Такова газета, которая слывет наиболее объективной, наиболее правдивой… И все же люди, как это ни удивительно, знают, что им делать.
Этот город не отличается чувствительностью, его население не беспокоит веревка, которую убийцы стараются набросить ему на шею. Уголовные дела считаются здесь деликатесом, доставляющим особое наслаждение. Газеты обстоятельно «разъяснили», что и на сей раз перед судом предстали преступники, закоренелые убийцы, «кровавые палачи» 1919 года… И все же город и люди на улицах выглядят так, будто тяжкий позор лег на их плечи, будто их терзают мучительные угрызения совести.
Незнакомые люди переглядываются, вступают в разговор. «Думаете, что…» «Да… они и на это способны…» И тут же замолкают. Из-под арки выглядывает журавлиное перо жандармской каски.
На улице то и дело попадаются полицейские. Они следуют парами – верхом, на велосипедах или пешком. Полно жандармов, вызванных из пригорода. Они притаились в подъездах, в любой момент готовые к прыжку.
«Стало быть, жандарм – блюститель покоя… Вот уж не знаю, с чего бы это им блюсти покой? И без того город выглядит сегодня притихшим…»
Фюршт держался отлично. Им не удалось обменяться ни словом, разве только несколькими беглыми взглядами за спинами стражников: «Держись, товарищ!»

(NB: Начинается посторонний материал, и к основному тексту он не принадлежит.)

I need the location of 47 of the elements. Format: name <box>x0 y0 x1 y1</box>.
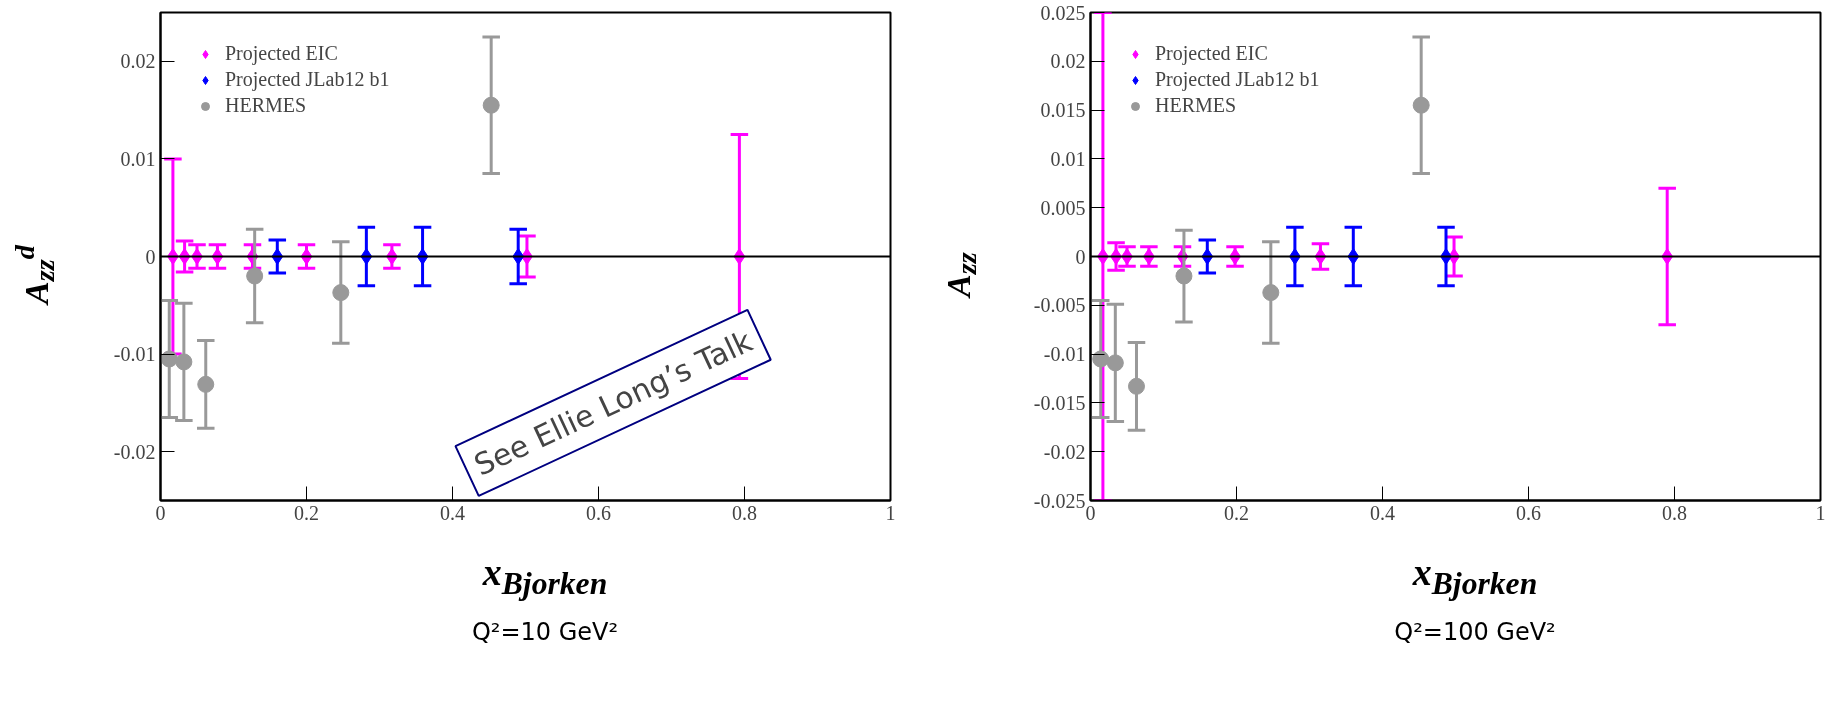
x-tick-label: 0.6 <box>586 501 611 524</box>
point <box>482 96 500 114</box>
point <box>1092 350 1110 368</box>
legend-label: HERMES <box>1155 94 1237 117</box>
point <box>175 353 193 371</box>
point <box>1412 96 1430 114</box>
x-tick-label: 0.6 <box>1516 501 1541 524</box>
x-tick-label: 0.4 <box>1370 501 1395 524</box>
y-tick-label: 0 <box>145 245 156 268</box>
y-tick-label: 0.02 <box>120 50 156 73</box>
x-tick-label: 0.4 <box>440 501 465 524</box>
y-tick-label: -0.025 <box>1033 489 1086 512</box>
text: Q²=100 GeV² <box>1394 617 1556 648</box>
legend-label: HERMES <box>225 94 307 117</box>
x-axis-title: x$_{Bjorken}$ <box>482 550 608 603</box>
y-tick-label: 0.01 <box>1050 147 1086 170</box>
x-tick-label: 0.8 <box>732 501 757 524</box>
y-tick-label: -0.02 <box>1043 440 1086 463</box>
legend-label: Projected JLab12 b1 <box>225 68 390 91</box>
x-tick-label: 0.2 <box>1224 501 1249 524</box>
y-tick-label: -0.01 <box>1043 343 1086 366</box>
y-tick-label: 0.02 <box>1050 50 1086 73</box>
x-tick-label: 1 <box>1815 501 1826 524</box>
y-tick-label: 0.015 <box>1040 99 1086 122</box>
y-tick-label: -0.02 <box>113 440 156 463</box>
point <box>1175 267 1193 285</box>
point <box>197 375 215 393</box>
point <box>246 267 264 285</box>
y-tick-label: 0.01 <box>120 147 156 170</box>
x-axis-title: x$_{Bjorken}$ <box>1412 550 1538 603</box>
x-tick-label: 1 <box>885 501 896 524</box>
y-tick-label: 0.025 <box>1040 1 1086 24</box>
point <box>332 284 350 302</box>
point <box>1262 284 1280 302</box>
y-tick-label: 0 <box>1075 245 1086 268</box>
legend-label: Projected EIC <box>1155 42 1268 65</box>
x-tick-label: 0.2 <box>294 501 319 524</box>
point <box>1106 354 1124 372</box>
text: Q²=10 GeV² <box>471 617 619 648</box>
legend-label: Projected EIC <box>225 42 338 65</box>
y-tick-label: 0.005 <box>1040 196 1086 219</box>
point <box>1127 377 1145 395</box>
x-tick-label: 0.8 <box>1662 501 1687 524</box>
y-tick-label: -0.01 <box>113 343 156 366</box>
y-tick-label: -0.015 <box>1033 391 1086 414</box>
y-tick-label: -0.005 <box>1033 294 1086 317</box>
legend-label: Projected JLab12 b1 <box>1155 68 1320 91</box>
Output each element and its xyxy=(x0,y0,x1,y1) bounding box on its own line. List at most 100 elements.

Давать ответы на провокационные вопросы он категорически отказывался: «Отвечать не буду!» И снова: «Отвечать не буду!» И вместо ответов говорил о бесчеловечном обращении полицейских. О том, как его били по ступням, как старались отбить почки. Тёреки буквально рычал: «Это к делу не относится!» Но напрасно, испугать Фюршта ему не удавалось. Да и что он мог сделать? Отправить его в одиночку? Смешно. Оставалось одно – кричать. Его лицо из красного становилось лиловым, по щекам и шее градом катился пот, в уголках рта пенилась слюна. А Фюршт был спокоен и, как только председатель на секунду захлебывался и хватался за носовой платок, неумолимо продолжал свое: называл фамилии сыщиков, которые коленями давили на живот, рассказывал, как его связывали, показывал раны на руках. Судьям оставалось только беспокойно ерзать и кряхтеть…

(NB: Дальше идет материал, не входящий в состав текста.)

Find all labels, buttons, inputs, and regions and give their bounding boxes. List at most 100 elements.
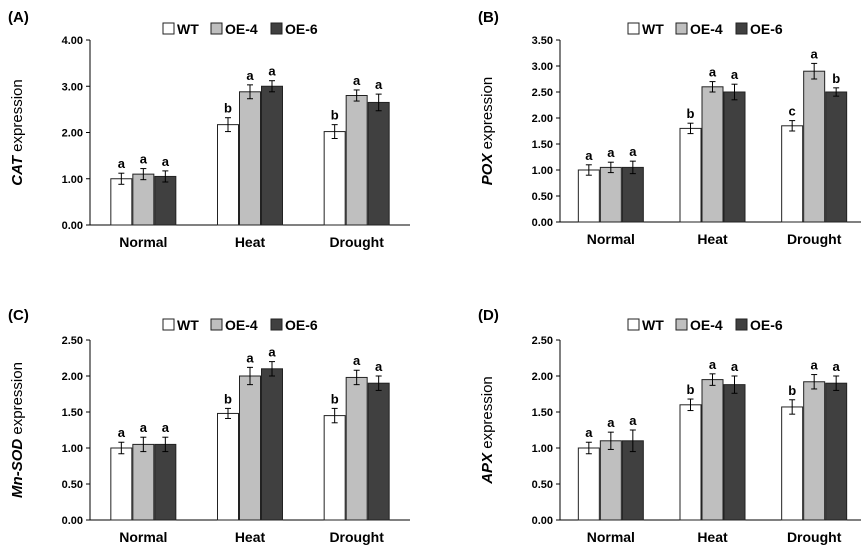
bar <box>825 382 848 521</box>
bar <box>825 91 848 223</box>
significance-label: b <box>788 383 796 398</box>
bar <box>110 178 133 226</box>
y-tick-label: 1.50 <box>62 407 83 419</box>
y-tick-label: 0.00 <box>62 220 83 232</box>
significance-label: a <box>585 148 593 163</box>
y-tick-label: 0.50 <box>62 479 83 491</box>
legend-swatch <box>270 318 283 331</box>
significance-label: a <box>811 46 819 61</box>
significance-label: b <box>331 391 339 406</box>
x-category-label: Drought <box>787 231 842 247</box>
bar <box>239 91 261 226</box>
bar <box>723 91 746 223</box>
bar <box>803 381 826 521</box>
significance-label: a <box>585 425 593 440</box>
significance-label: a <box>246 350 254 365</box>
bar <box>367 382 390 521</box>
legend-label: WT <box>177 21 199 37</box>
bar <box>679 127 702 223</box>
significance-label: a <box>731 359 739 374</box>
significance-label: b <box>224 101 232 116</box>
significance-label: a <box>375 359 383 374</box>
y-axis-label-unit: expression <box>9 79 26 156</box>
bar <box>261 368 283 521</box>
chart-panel-4: (D) WT OE-4 OE-6 0.00 0.50 1.00 1.50 2.00 2.50 APX… <box>478 307 861 545</box>
legend: WT OE-4 OE-6 <box>162 21 318 37</box>
bar <box>599 166 622 223</box>
x-category-label: Normal <box>119 234 167 250</box>
y-tick-label: 2.00 <box>62 128 83 140</box>
x-category-label: Normal <box>587 231 635 247</box>
y-tick-label: 0.00 <box>532 217 553 229</box>
bar <box>261 85 283 226</box>
significance-label: a <box>629 144 637 159</box>
y-tick-label: 2.00 <box>532 371 553 383</box>
legend-swatch <box>627 318 640 331</box>
y-tick-label: 3.50 <box>532 35 553 47</box>
legend-swatch <box>627 22 640 35</box>
bar <box>621 166 644 223</box>
legend-label: OE-4 <box>690 21 723 37</box>
significance-label: b <box>224 391 232 406</box>
y-tick-label: 2.50 <box>62 335 83 347</box>
bar <box>154 175 177 226</box>
significance-label: b <box>687 106 695 121</box>
bar <box>679 404 702 521</box>
legend-swatch <box>162 318 175 331</box>
significance-label: a <box>709 65 717 80</box>
bar <box>132 173 155 226</box>
x-category-label: Normal <box>119 529 167 545</box>
bar <box>701 379 724 521</box>
significance-label: a <box>140 420 148 435</box>
bar <box>367 101 390 226</box>
legend-label: WT <box>642 317 664 333</box>
significance-label: a <box>162 154 170 169</box>
y-tick-label: 2.50 <box>532 87 553 99</box>
legend-swatch <box>270 22 283 35</box>
significance-label: a <box>162 420 170 435</box>
legend-swatch <box>735 318 748 331</box>
significance-label: a <box>607 145 615 160</box>
significance-label: a <box>353 353 361 368</box>
legend-swatch <box>675 22 688 35</box>
bar <box>781 406 804 521</box>
panel-label: (A) <box>8 9 29 26</box>
bar <box>132 443 155 521</box>
legend-label: OE-6 <box>750 317 783 333</box>
significance-label: a <box>731 67 739 82</box>
bar <box>217 124 239 226</box>
y-axis-label-unit: expression <box>9 362 26 439</box>
bar <box>217 412 239 521</box>
y-tick-label: 1.50 <box>532 407 553 419</box>
bar <box>345 376 368 521</box>
bar <box>577 447 600 521</box>
y-tick-label: 3.00 <box>62 81 83 93</box>
panel-label: (C) <box>8 307 29 324</box>
x-category-label: Drought <box>787 529 842 545</box>
bar <box>621 440 644 521</box>
bar <box>803 70 826 223</box>
chart-panel-1: (A) WT OE-4 OE-6 0.00 1.00 2.00 3.00 4.00 CAT exp… <box>8 9 410 250</box>
significance-label: a <box>268 64 276 79</box>
significance-label: a <box>140 152 148 167</box>
x-category-label: Drought <box>329 234 384 250</box>
y-axis-label-unit: expression <box>479 376 496 453</box>
y-tick-label: 0.00 <box>62 515 83 527</box>
significance-label: a <box>353 73 361 88</box>
y-tick-label: 2.00 <box>62 371 83 383</box>
significance-label: a <box>118 425 126 440</box>
legend-swatch <box>735 22 748 35</box>
x-category-label: Heat <box>697 529 728 545</box>
panel-label: (B) <box>478 9 499 26</box>
legend: WT OE-4 OE-6 <box>162 317 318 333</box>
y-tick-label: 0.50 <box>532 191 553 203</box>
y-axis-label: APX expression <box>479 376 496 485</box>
legend: WT OE-4 OE-6 <box>627 21 783 37</box>
bar <box>323 415 346 521</box>
bar <box>154 443 177 521</box>
y-axis-label-gene: Mn-SOD <box>9 439 26 498</box>
y-axis-label-gene: POX <box>479 153 496 186</box>
x-category-label: Heat <box>235 234 266 250</box>
significance-label: a <box>268 345 276 360</box>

Мотивировочная часть приговора была составлена по весьма хитроумной логической схеме. В ней говорилось, что коммунистическая деятельность находит свое выражение в факте «стремления к насильственному ниспровержению существующего общественного строя»; обвиняемые занимались коммунистической деятельностью; насильственное ниспровержение общественного строя преступление, подсудное военно-полевому трибуналу, стало быть, дело подлежит рассмотрению ускоренным судопроизводством; поскольку же военно-полевой трибунал может вынести только смертный приговор, то наказание – смерть. Степень виновности здесь не важна… «Иного мы сделать не можем, остается умыть руки… Это, кстати, сумеет понять и господин Лонге, председатель французской коллегии адвокатов, – ведь он юрист!..»

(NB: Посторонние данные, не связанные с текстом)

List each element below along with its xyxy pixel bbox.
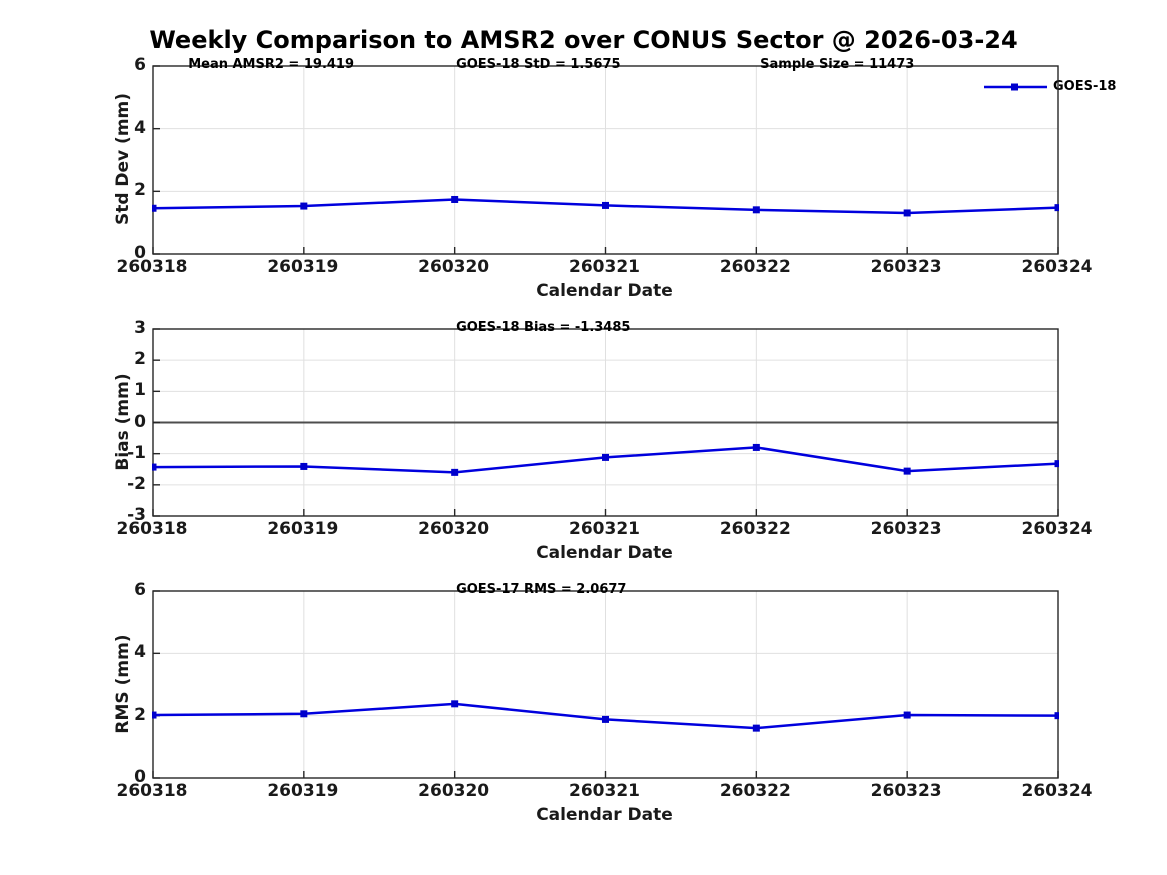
data-point-marker <box>152 711 157 719</box>
data-point-marker <box>300 462 308 470</box>
legend: GOES-18 <box>983 78 1116 96</box>
x-tick-label: 260318 <box>116 519 188 539</box>
data-point-marker <box>903 209 911 217</box>
data-point-marker <box>300 202 308 210</box>
figure-title: Weekly Comparison to AMSR2 over CONUS Se… <box>149 26 1018 54</box>
x-tick-label: 260321 <box>569 519 640 539</box>
y-tick-label: 6 <box>134 55 146 75</box>
data-point-marker <box>451 700 459 708</box>
data-point-marker <box>1054 460 1059 468</box>
panel-annotation: GOES-17 RMS = 2.0677 <box>456 582 627 597</box>
data-point-marker <box>752 206 760 214</box>
data-point-marker <box>451 468 459 476</box>
legend-label: GOES-18 <box>1053 79 1117 94</box>
x-tick-label: 260320 <box>418 519 490 539</box>
y-tick-label: 0 <box>134 767 146 787</box>
x-tick-label: 260320 <box>418 257 490 277</box>
rms-plot-area <box>152 590 1059 779</box>
x-tick-label: 260321 <box>569 781 640 801</box>
data-point-marker <box>752 443 760 451</box>
data-point-marker <box>1054 712 1059 720</box>
y-tick-label: 0 <box>134 243 146 263</box>
data-point-marker <box>602 715 609 723</box>
data-point-marker <box>602 453 609 461</box>
data-point-marker <box>1054 204 1059 212</box>
y-tick-label: 4 <box>134 117 146 138</box>
x-tick-label: 260322 <box>719 519 791 539</box>
std-dev-plot-area <box>152 65 1059 255</box>
y-tick-label: -1 <box>127 442 146 463</box>
x-tick-label: 260319 <box>267 257 339 277</box>
x-tick-label: 260324 <box>1021 257 1093 277</box>
data-point-marker <box>152 204 157 212</box>
panel-annotation: GOES-18 StD = 1.5675 <box>456 57 621 72</box>
data-point-marker <box>451 195 459 203</box>
data-point-marker <box>752 724 760 732</box>
data-point-marker <box>152 463 157 471</box>
panel-annotation: Sample Size = 11473 <box>760 57 915 72</box>
y-tick-label: 6 <box>134 580 146 600</box>
x-tick-label: 260321 <box>569 257 640 277</box>
legend-line-sample <box>984 83 1047 91</box>
x-axis-label: Calendar Date <box>536 805 673 825</box>
data-point-marker <box>602 201 609 209</box>
x-tick-label: 260323 <box>870 519 942 539</box>
data-point-marker <box>903 711 911 719</box>
x-tick-label: 260318 <box>116 257 188 277</box>
y-tick-label: -2 <box>127 473 146 494</box>
x-tick-label: 260319 <box>267 781 339 801</box>
y-tick-label: 2 <box>134 180 146 201</box>
y-tick-label: -3 <box>127 505 146 525</box>
panel-annotation: GOES-18 Bias = -1.3485 <box>456 320 631 335</box>
data-point-marker <box>300 710 308 718</box>
x-tick-label: 260322 <box>719 781 791 801</box>
y-tick-label: 4 <box>134 642 146 663</box>
legend-square-marker-icon <box>1011 83 1018 91</box>
x-tick-label: 260324 <box>1021 781 1093 801</box>
y-tick-label: 3 <box>134 318 146 338</box>
x-tick-label: 260318 <box>116 781 188 801</box>
y-tick-label: 1 <box>134 380 146 401</box>
x-tick-label: 260324 <box>1021 519 1093 539</box>
x-tick-label: 260319 <box>267 519 339 539</box>
data-point-marker <box>903 467 911 475</box>
x-tick-label: 260323 <box>870 257 942 277</box>
y-tick-label: 0 <box>134 411 146 432</box>
x-tick-label: 260320 <box>418 781 490 801</box>
bias-plot-area <box>152 328 1059 517</box>
y-axis-label: Std Dev (mm) <box>113 92 133 226</box>
y-tick-label: 2 <box>134 349 146 370</box>
x-axis-label: Calendar Date <box>536 281 673 301</box>
y-tick-label: 2 <box>134 704 146 725</box>
x-tick-label: 260323 <box>870 781 942 801</box>
x-axis-label: Calendar Date <box>536 543 673 563</box>
x-tick-label: 260322 <box>719 257 791 277</box>
panel-annotation: Mean AMSR2 = 19.419 <box>188 57 355 72</box>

Шаллаи задают вопрос: подаст ли он прошение о помиловании? В первый момент у него чуть не вырвалось инстинктивно: «Нет!» Организаторы суда разоблачили себя перед всем миром, а от убийц, от хортистов ему не надо помилования. Но он оглядывается на защитников и видит, что все они утвердительно кивают головой. И он понимает их. Они правы! Хитро подстроили эти судьи, старающиеся умыть руки. «Военно-полевой трибунал, видите ли, может вынести только смертный приговор…» Но как бы они ни мыли свои руки, им все равно не отмыть их! Им не удастся сослаться на то, что, мол, мы ведь предлагали…
– Да! Мы подаем просьбу о помиловании! Кончайте же, господа судьи!
Не раз приходилось председателю встречаться в своей работе с «трудными делами». Но пытки, подобной сегодняшнему разбирательству, ему еще не доводилось переживать.
Рубашка!.. Полиция позаботилась о двойном кордоне, обставила процесс шутовскими обрядами, а окровавленных рубах словно не заметила! Не подумала о такой улике! Заключенных было приказано доставить в суд в чистом белье. Впрочем, в подобных случаях тюремщики охотно отдают заключенным и их грязное белье… Тёреки рычал, что это «клевета». Швайницер не моргнув глазом заявил, что от заключенных не поступило ни слова жалобы на обращение с ними. Вот тогда-то один из адвокатов и указал на две изодранные в клочья, окровавленные рубахи.
Переговорить с обвиняемыми защитникам не разрешили, с материалами следствия их не ознакомили… Даже в ходе заседания Тёреки то и дело нарушал порядок судопроизводства… А в зале сидели иностранные корреспонденты, известный французский юрист!..
Теперь господин председатель абсолютно не возражал бы, если бы Житваи пригласил на этот процесс кого-нибудь другого… Уж лучше десять дел о растрате!
Когда суд удаляется из зала на совещание, он с облегчением вздыхает.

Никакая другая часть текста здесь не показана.